Related: The AI Agent Bubble: Why 80% of Agent Startups Will Not Survive 2026

If you are an enterprise buyer: the funding pattern tells you where tooling will mature fastest. Agent security (JetStream, Manifold) will have production-ready products by Q3 2026. Vertical agent platforms for finance (OpenCFO), retail (Profitmind), and healthcare (Rivia) will be ready for pilot deployments by mid-year. The infrastructure layer (Lyzr, Trace) is already in production.
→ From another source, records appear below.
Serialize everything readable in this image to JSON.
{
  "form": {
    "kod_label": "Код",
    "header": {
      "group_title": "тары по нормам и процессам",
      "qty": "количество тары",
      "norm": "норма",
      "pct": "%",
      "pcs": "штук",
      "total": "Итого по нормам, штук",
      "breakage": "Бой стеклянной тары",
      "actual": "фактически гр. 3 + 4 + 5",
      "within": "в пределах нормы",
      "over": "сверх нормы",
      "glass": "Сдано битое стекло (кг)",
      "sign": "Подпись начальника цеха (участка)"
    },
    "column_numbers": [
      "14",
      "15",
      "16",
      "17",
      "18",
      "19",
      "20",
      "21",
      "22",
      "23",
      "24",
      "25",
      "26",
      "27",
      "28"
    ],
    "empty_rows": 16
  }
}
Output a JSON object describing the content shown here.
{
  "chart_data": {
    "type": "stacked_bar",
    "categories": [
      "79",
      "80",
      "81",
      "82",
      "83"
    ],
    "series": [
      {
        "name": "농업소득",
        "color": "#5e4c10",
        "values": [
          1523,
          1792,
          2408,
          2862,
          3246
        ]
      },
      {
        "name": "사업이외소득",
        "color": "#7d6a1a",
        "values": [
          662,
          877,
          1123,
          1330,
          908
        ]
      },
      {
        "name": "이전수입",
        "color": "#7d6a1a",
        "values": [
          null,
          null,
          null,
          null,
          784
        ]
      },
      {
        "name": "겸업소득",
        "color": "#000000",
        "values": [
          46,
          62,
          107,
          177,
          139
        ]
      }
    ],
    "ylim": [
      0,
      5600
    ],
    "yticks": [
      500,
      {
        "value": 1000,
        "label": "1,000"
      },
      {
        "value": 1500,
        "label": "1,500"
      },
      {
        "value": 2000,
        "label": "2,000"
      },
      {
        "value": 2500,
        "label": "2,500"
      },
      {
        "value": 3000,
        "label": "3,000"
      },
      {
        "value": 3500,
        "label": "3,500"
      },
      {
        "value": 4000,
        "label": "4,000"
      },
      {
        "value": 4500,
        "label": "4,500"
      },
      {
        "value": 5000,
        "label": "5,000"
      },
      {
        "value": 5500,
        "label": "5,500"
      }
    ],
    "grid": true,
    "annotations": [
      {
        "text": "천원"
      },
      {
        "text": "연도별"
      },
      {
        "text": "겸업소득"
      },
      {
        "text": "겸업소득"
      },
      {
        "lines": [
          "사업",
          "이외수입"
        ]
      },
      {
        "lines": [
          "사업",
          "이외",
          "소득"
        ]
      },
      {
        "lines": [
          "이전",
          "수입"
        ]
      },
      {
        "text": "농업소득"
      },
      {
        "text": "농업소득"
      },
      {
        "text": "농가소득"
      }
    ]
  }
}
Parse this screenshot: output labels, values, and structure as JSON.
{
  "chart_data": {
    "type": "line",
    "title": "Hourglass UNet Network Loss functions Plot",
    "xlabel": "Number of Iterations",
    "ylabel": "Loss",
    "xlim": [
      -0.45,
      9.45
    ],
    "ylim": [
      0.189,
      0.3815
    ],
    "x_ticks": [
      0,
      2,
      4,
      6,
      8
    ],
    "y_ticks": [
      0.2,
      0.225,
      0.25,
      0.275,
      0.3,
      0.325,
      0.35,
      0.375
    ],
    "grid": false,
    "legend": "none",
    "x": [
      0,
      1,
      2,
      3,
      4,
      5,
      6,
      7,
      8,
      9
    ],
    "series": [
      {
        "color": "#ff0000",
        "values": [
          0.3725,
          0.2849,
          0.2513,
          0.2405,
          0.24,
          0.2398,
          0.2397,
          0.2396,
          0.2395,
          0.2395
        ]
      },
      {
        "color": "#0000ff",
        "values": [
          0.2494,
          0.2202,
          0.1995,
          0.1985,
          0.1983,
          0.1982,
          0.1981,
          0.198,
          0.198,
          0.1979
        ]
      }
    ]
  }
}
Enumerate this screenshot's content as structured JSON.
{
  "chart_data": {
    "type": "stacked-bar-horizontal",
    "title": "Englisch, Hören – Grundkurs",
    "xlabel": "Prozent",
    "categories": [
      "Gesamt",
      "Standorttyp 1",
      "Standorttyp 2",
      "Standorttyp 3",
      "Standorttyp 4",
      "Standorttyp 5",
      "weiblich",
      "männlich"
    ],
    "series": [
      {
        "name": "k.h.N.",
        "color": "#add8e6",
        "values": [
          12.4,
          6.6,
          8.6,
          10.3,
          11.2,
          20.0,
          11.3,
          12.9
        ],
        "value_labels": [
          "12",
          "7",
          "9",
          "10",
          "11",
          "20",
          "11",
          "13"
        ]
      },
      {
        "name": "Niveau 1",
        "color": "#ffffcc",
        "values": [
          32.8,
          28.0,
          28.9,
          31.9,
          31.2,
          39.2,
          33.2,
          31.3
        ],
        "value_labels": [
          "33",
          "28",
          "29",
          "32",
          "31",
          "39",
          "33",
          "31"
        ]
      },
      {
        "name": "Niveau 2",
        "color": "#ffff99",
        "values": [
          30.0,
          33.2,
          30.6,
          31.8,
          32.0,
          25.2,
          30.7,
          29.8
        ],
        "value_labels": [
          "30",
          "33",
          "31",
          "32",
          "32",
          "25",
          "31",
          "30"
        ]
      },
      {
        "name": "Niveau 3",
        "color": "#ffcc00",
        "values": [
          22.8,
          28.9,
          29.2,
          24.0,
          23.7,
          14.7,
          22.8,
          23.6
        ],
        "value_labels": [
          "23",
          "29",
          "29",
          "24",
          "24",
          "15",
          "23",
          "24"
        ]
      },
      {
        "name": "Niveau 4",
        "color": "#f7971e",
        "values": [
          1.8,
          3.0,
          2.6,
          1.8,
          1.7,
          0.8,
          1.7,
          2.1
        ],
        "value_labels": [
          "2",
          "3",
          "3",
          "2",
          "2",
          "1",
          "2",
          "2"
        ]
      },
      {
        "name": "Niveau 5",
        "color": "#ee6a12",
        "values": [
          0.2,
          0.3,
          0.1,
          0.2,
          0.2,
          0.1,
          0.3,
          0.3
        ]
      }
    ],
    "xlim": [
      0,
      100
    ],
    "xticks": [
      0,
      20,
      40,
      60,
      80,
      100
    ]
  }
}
If you are a VC: the average round size nearly doubled from H1 2025 to Q1 2026. The top investors by deal count are Y Combinator, Andreessen Horowitz, and Accel, according to Tracxn data. Global venture capital deployment is expected to increase roughly 10% in 2026 to the high $400 billion range. A significant share of that increase is flowing into agentic AI.

Related: AI Agent Deployment Failure Rate: What the Surviving 5% Get Right

Frequently Asked Questions

How much funding did agentic AI startups raise in Q1 2026?

Agentic AI startups raised hundreds of millions in Q1 2026, with notable rounds including Lyzr ($14.5M at $250M valuation), JetStream Security ($34M seed), Rivia (€13M Series A), Profitmind ($9M Series A), Manifold ($8M seed), CometChat ($6.5M), Trace ($3M), and OpenCFO ($2M). The average round size for agentic AI startups nearly doubled from $82M in H1 2025 to $155M in late 2025/early 2026.

Which VCs are investing the most in agentic AI startups?

The top investors in agentic AI by deal count are Y Combinator, Andreessen Horowitz, and Accel. Accenture and Accenture Ventures have been particularly active in Q1 2026, leading rounds for Lyzr and Profitmind. Other active investors include Earlybird, Costanoa Ventures, Rocketship VC, and Run Ventures.

What types of agentic AI startups are getting funded in 2026?

In Q1 2026, VCs are primarily funding three categories: vertical agent platforms targeting specific industries like healthcare, fintech, and retail; agent security and governance infrastructure; and enterprise agent orchestration and deployment tools. Horizontal chatbot wrapper companies are no longer attracting significant funding.

How big is the agentic AI market in 2026?

The agentic AI market is substantial and growing rapidly. In financial services alone, the market is valued at $7.78 billion in 2026 and is projected to reach $43.52 billion by 2031 at a 41% CAGR. Total venture capital invested in the agentic AI sector over the last decade exceeds $20.8 billion across 530+ funded companies.

Is agentic AI startup funding a bubble?

The data suggests a maturing market rather than a bubble. While round sizes are increasing, the funded companies increasingly show real revenue (Lyzr reported 300%+ quarterly revenue growth) and target specific production use cases rather than speculative technology. VCs are writing bigger checks for fewer companies with proven traction, not spreading bets across hundreds of undifferentiated startups.